Following up on last week’s blog, ‘What is my real Net Cost’, I wanted to discuss how Sales Exception Reports can be utilized not just for analysis, but to catch what could be substantial billing errors. (See example spreadsheet below.)
While many Controllers sift through stacks of reports, how many can find Selling Price errors that, if corrected, could stem further losses. During my career with a publicly held company we were so fortunate to have some very smart people, programmers and developers, who understood accounting and the needs of the Sales Division. One of the very best sales management tools they developed was a report issued weekly that looked at product sales, by invoice line (remember, as discussed in the previous post, you must be engaged in transactional posting). It then compared the unit selling price to the unit cost of sales. Further it generated a column for Gross Margin Dollars and Gross Margin Percent. Remember, there is some setup work for a report like this but it is based on simple queries that most programmers could easily create to generate this report.
Let’s look at a a couple of simple examples:
Example 1: We have a new product……………Mops. We paid $3.97 for the mops and sold them for $4.50 with a Gross Margin Percent of 11.78%. Does that meet the company’s expectations of profit for that product? The Sales Department should know the answer to that question. But the question needs to be asked.
Example 2: The Sales Department was successful in promoting sales of pails this month. They were budgeted to sell 115 and sold 129. However, much to the Sales Department’s dismay they actually lost money on the sales. The Sales Exception Report tells them that they purchased the pails for $2.01 each and sold them for $1.75. The scenarios leading to lost profits can be many. Here are some of them:
- The Selling Price is incorrect. Someone incorrectly keyed it into the system
- The Cost is wrong. It’s possible that the P.O. for the pails showed $1.01 and the Vendor charged $2.01 (we all know that happens)
- Freight cost was not considered. Freight is one of the most confusing concepts within a lot of inventory and accounts payable groups.
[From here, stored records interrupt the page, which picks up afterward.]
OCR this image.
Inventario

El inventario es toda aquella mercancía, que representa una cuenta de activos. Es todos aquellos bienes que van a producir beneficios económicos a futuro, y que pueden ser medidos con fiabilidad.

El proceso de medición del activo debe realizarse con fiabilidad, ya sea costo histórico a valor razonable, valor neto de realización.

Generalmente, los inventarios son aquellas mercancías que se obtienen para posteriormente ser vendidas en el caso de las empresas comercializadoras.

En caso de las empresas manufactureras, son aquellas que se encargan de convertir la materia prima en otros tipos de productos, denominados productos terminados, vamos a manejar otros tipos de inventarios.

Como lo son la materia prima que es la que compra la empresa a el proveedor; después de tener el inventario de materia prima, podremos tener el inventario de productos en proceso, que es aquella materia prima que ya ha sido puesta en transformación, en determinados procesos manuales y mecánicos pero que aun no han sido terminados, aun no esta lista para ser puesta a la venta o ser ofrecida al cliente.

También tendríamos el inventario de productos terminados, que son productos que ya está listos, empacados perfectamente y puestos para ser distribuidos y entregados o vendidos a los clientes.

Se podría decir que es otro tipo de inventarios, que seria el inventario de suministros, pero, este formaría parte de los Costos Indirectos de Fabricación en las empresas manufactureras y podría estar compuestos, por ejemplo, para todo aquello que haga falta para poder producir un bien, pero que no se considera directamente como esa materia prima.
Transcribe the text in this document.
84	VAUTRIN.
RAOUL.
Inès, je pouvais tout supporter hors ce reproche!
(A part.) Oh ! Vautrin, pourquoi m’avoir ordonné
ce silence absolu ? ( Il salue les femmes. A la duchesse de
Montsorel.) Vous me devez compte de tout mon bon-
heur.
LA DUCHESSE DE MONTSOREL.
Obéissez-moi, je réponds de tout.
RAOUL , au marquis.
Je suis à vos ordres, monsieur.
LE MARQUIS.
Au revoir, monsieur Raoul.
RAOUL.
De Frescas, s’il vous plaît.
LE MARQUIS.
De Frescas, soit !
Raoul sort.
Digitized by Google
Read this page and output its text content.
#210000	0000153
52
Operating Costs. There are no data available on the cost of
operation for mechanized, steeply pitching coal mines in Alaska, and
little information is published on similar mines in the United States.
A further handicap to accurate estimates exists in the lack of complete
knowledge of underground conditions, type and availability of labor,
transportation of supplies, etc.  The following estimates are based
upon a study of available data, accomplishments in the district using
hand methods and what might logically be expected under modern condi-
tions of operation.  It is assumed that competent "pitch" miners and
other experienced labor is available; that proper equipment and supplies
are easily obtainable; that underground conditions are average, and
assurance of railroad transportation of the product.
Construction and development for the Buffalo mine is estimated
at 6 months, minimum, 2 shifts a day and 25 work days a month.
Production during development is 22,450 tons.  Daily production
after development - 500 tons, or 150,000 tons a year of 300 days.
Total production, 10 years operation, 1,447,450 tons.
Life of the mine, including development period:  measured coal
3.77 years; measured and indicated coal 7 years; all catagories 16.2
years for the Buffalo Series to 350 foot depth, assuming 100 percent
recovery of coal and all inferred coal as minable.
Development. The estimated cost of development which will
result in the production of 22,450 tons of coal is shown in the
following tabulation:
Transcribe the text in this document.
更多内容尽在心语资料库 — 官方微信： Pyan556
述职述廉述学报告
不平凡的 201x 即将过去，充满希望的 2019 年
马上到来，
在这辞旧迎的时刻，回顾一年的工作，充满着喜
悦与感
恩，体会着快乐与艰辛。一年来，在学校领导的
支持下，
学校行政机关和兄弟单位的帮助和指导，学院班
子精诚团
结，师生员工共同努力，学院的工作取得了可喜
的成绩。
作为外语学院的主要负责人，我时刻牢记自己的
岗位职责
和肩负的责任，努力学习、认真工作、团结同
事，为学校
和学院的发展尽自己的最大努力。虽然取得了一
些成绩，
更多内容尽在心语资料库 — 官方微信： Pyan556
FOB, Prepaid, Freight Allowance, etc. If your P.O.’s don’t properly record the freight cost, if any, it will lead to costing errors.
Properly designed, the Sales Exception Report can lead to some serious cost savings. When I recommended using the report to the owner of my company (a large privately held enterprise) he invested in having the report designed for him. His comment, ‘it almost paid for itself in one day’.
Some of you may have access to these reports. But what makes an ‘Exception’ Report? Many of you may have seen Invoice Registers during your career. The reports came in and there might be 500 invoices to pour through to see if everything looks right. (What if there were 1,000 invoices to review?) Then we moved into the era of ‘Management by Exception’. Instead of looking at the good and the bad, let’s just look at the bad. Who decides what’s bad? You do. Your Sales group does. Owners and Executives will.
So, take a look at my simple example created in Excel. As previously stated, the Sales Exception Report probably should be generated through a set of queries reduced to a well designed report. It is not meant for Excel. It really is part of your data analytics management. Thing Big!